The following discussion are all around decision problem.

An optimization problem can be converted to decision problem.

Formal Language

A language \(L\), consisting instances of a problem.

e.g. In Hamilton cycle problem, \(L\) = all Hamilton graphs.

\(x \in L\) in one of the Hamilton graph.

Accept

An algorithm \(A\) accept language \(L\), if it accepts all \(x \in L\).

An algorithm \(A\) decides language \(L\), if it accepts \(L\) and correctly rejects \(x \notin L\). (some algorithm will enter infinite loop thus can only accept but not decides \(L\))

Verify

Certificate \(y\). (Possible solution to prove \(x \in L\))

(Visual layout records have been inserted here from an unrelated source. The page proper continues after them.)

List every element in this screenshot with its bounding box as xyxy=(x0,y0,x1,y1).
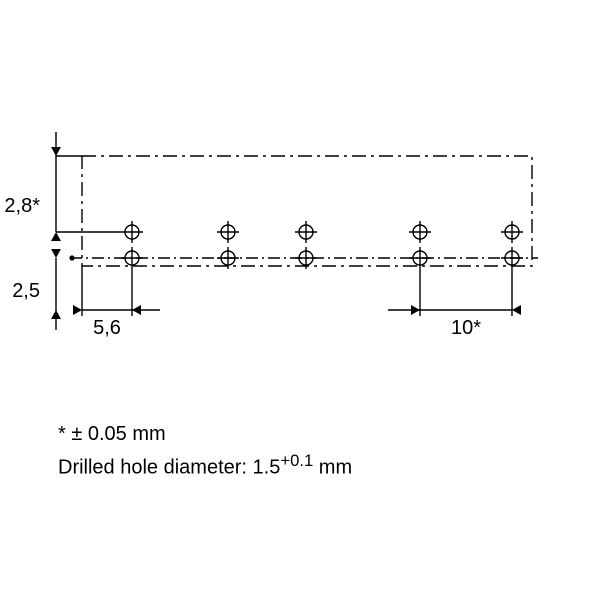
svg-text:2,5: 2,5 xyxy=(12,280,40,302)
hole-symbol xyxy=(217,221,239,243)
notes-block: * ± 0.05 mm Drilled hole diameter: 1.5+0… xyxy=(58,420,352,483)
hole-symbol xyxy=(121,221,143,243)
drilling-pattern-figure: 2,8* 2,5 5,6 10* xyxy=(0,0,600,600)
centerline-dot xyxy=(69,255,74,260)
drill-note: Drilled hole diameter: 1.5+0.1 mm xyxy=(58,449,352,483)
svg-text:2,8*: 2,8* xyxy=(4,195,40,217)
svg-text:10*: 10* xyxy=(451,317,481,339)
pcb-outline xyxy=(82,156,532,266)
svg-text:5,6: 5,6 xyxy=(93,317,121,339)
hole-symbol xyxy=(501,221,523,243)
hole-symbol xyxy=(409,221,431,243)
hole-symbol xyxy=(295,221,317,243)
tolerance-note: * ± 0.05 mm xyxy=(58,420,352,449)
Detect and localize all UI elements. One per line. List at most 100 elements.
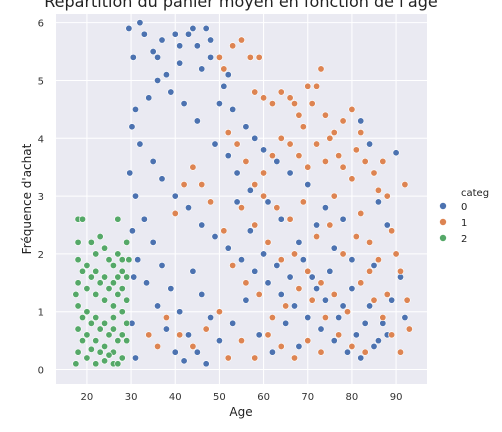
data-point-categ-2 xyxy=(118,256,126,264)
data-point-categ-1 xyxy=(357,279,365,287)
data-point-categ-0 xyxy=(185,30,193,38)
data-point-categ-1 xyxy=(286,94,294,102)
data-point-categ-0 xyxy=(366,302,374,310)
data-point-categ-1 xyxy=(162,314,170,322)
data-point-categ-0 xyxy=(264,198,272,206)
data-point-categ-0 xyxy=(176,59,184,67)
data-point-categ-1 xyxy=(180,181,188,189)
data-point-categ-1 xyxy=(401,181,409,189)
data-point-categ-2 xyxy=(123,238,131,246)
data-point-categ-1 xyxy=(321,111,329,119)
data-point-categ-0 xyxy=(125,24,133,32)
x-tick-label: 50 xyxy=(213,392,226,403)
data-point-categ-1 xyxy=(330,290,338,298)
legend-label: 0 xyxy=(461,202,467,213)
data-point-categ-0 xyxy=(193,348,201,356)
data-point-categ-0 xyxy=(366,140,374,148)
data-point-categ-0 xyxy=(220,82,228,90)
data-point-categ-0 xyxy=(370,261,378,269)
legend-marker xyxy=(439,218,447,226)
data-point-categ-0 xyxy=(357,117,365,125)
data-point-categ-0 xyxy=(198,65,206,73)
data-point-categ-2 xyxy=(87,345,95,353)
x-axis-label: Age xyxy=(229,405,252,419)
data-point-categ-2 xyxy=(74,256,82,264)
data-point-categ-0 xyxy=(180,100,188,108)
x-tick-label: 20 xyxy=(81,392,94,403)
legend-marker xyxy=(439,202,447,210)
data-point-categ-2 xyxy=(123,337,131,345)
y-tick-label: 1 xyxy=(38,308,44,319)
data-point-categ-0 xyxy=(264,279,272,287)
data-point-categ-2 xyxy=(96,348,104,356)
data-point-categ-0 xyxy=(321,204,329,212)
data-point-categ-2 xyxy=(109,325,117,333)
data-point-categ-2 xyxy=(123,273,131,281)
data-point-categ-2 xyxy=(96,279,104,287)
data-point-categ-0 xyxy=(162,71,170,79)
data-point-categ-0 xyxy=(145,94,153,102)
data-point-categ-1 xyxy=(366,238,374,246)
data-point-categ-0 xyxy=(154,53,162,61)
data-point-categ-0 xyxy=(171,192,179,200)
data-point-categ-0 xyxy=(374,337,382,345)
data-point-categ-0 xyxy=(260,146,268,154)
data-point-categ-0 xyxy=(162,325,170,333)
data-point-categ-2 xyxy=(123,296,131,304)
data-point-categ-1 xyxy=(339,163,347,171)
data-point-categ-2 xyxy=(125,256,133,264)
data-point-categ-1 xyxy=(251,221,259,229)
data-point-categ-0 xyxy=(140,30,148,38)
data-point-categ-1 xyxy=(370,296,378,304)
data-point-categ-1 xyxy=(260,94,268,102)
data-point-categ-1 xyxy=(295,285,303,293)
data-point-categ-0 xyxy=(134,256,142,264)
data-point-categ-0 xyxy=(171,30,179,38)
data-point-categ-0 xyxy=(158,36,166,44)
data-point-categ-2 xyxy=(87,273,95,281)
data-point-categ-1 xyxy=(215,308,223,316)
data-point-categ-0 xyxy=(330,244,338,252)
data-point-categ-1 xyxy=(251,181,259,189)
data-point-categ-0 xyxy=(211,140,219,148)
data-point-categ-0 xyxy=(224,71,232,79)
data-point-categ-2 xyxy=(109,302,117,310)
data-point-categ-0 xyxy=(238,256,246,264)
data-point-categ-2 xyxy=(114,215,122,223)
y-tick-label: 2 xyxy=(38,250,44,261)
data-point-categ-1 xyxy=(374,256,382,264)
data-point-categ-0 xyxy=(128,123,136,131)
data-point-categ-0 xyxy=(185,204,193,212)
data-point-categ-1 xyxy=(220,65,228,73)
data-point-categ-2 xyxy=(74,348,82,356)
y-tick-label: 5 xyxy=(38,76,44,87)
data-point-categ-2 xyxy=(79,337,87,345)
data-point-categ-2 xyxy=(123,319,131,327)
data-point-categ-1 xyxy=(379,157,387,165)
data-point-categ-2 xyxy=(101,342,109,350)
data-point-categ-0 xyxy=(149,238,157,246)
data-point-categ-1 xyxy=(290,354,298,362)
data-point-categ-0 xyxy=(149,48,157,56)
data-point-categ-2 xyxy=(74,325,82,333)
data-point-categ-0 xyxy=(143,279,151,287)
data-point-categ-2 xyxy=(92,290,100,298)
data-point-categ-0 xyxy=(290,302,298,310)
data-point-categ-0 xyxy=(268,348,276,356)
data-point-categ-0 xyxy=(233,198,241,206)
data-point-categ-1 xyxy=(202,325,210,333)
data-point-categ-0 xyxy=(383,221,391,229)
data-point-categ-0 xyxy=(348,256,356,264)
data-point-categ-1 xyxy=(255,53,263,61)
data-points xyxy=(72,19,413,368)
data-point-categ-1 xyxy=(304,337,312,345)
data-point-categ-0 xyxy=(299,256,307,264)
data-point-categ-1 xyxy=(224,354,232,362)
data-point-categ-1 xyxy=(229,261,237,269)
data-point-categ-1 xyxy=(370,169,378,177)
data-point-categ-1 xyxy=(388,331,396,339)
data-point-categ-0 xyxy=(273,261,281,269)
data-point-categ-2 xyxy=(118,267,126,275)
data-point-categ-0 xyxy=(158,175,166,183)
data-point-categ-2 xyxy=(114,360,122,368)
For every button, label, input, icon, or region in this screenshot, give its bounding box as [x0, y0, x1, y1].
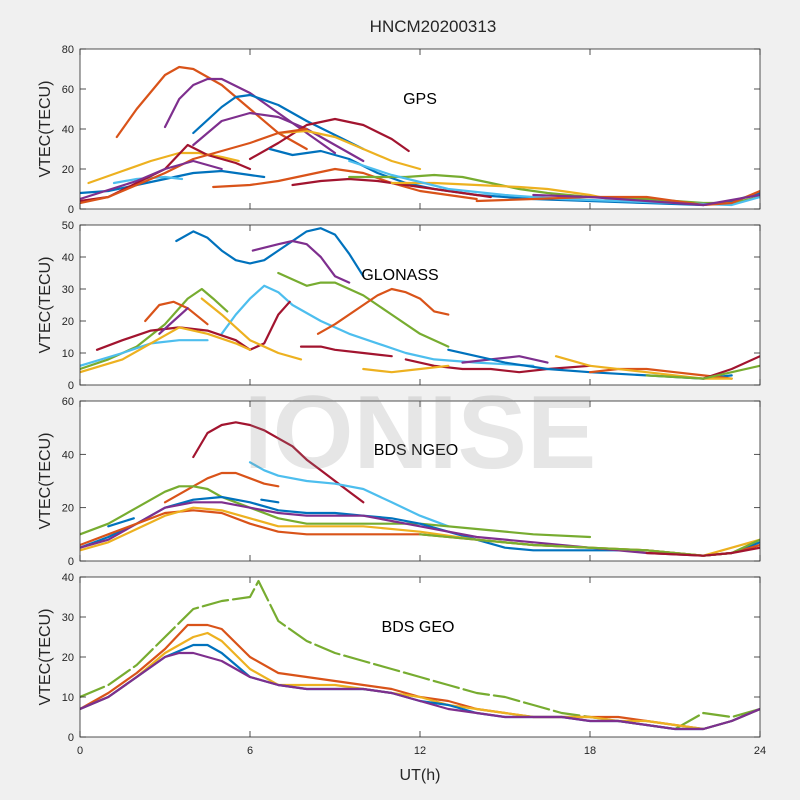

An algorithm \(A\) can decides \(L\) if \(\forall x\in L, \exist y, A(x,y) = 1\).

Complexity class NP

Those \(L\) that can be verified in polynomial time.

Those \(L\) can be solved in polynomial time in non-deterministic machine

NPC

\(\forall A_{NP} \rightarrow_{polynomial reduce} B_{NPC}\)

If we want to prove problem \(A\) is NPC, then \(A\) should be on the right side.

Reduce means no harder than.

co-NP

\(\bar L \in NP\)

Relations

\(P \subset NP, P \subset co-NP\) always holds.

Not decided yet:

  1. If \(L \in NP\), \(\bar L \in NP\) ?

    If \(L \in NP \rightarrow \bar L \in NP\) holds, this means \(L \in NP \iff L \in co-NP\)

  2. \(P = NP\) (\(P = NP \cap co-NP\)) ?

image-20240612171107188

Classical NP-problems

  • Clique problem

    Find a complete subgraph with K vertices

  • Vertex Cover problem

    Find a vertex set with K, covers each edge.

  • Circuit SAT
  • Hamilton cycle

    Travel each node once

  • TSP

    If the cost of TSP doesn't satisfies triangle inequality, there are no approximation algorithms.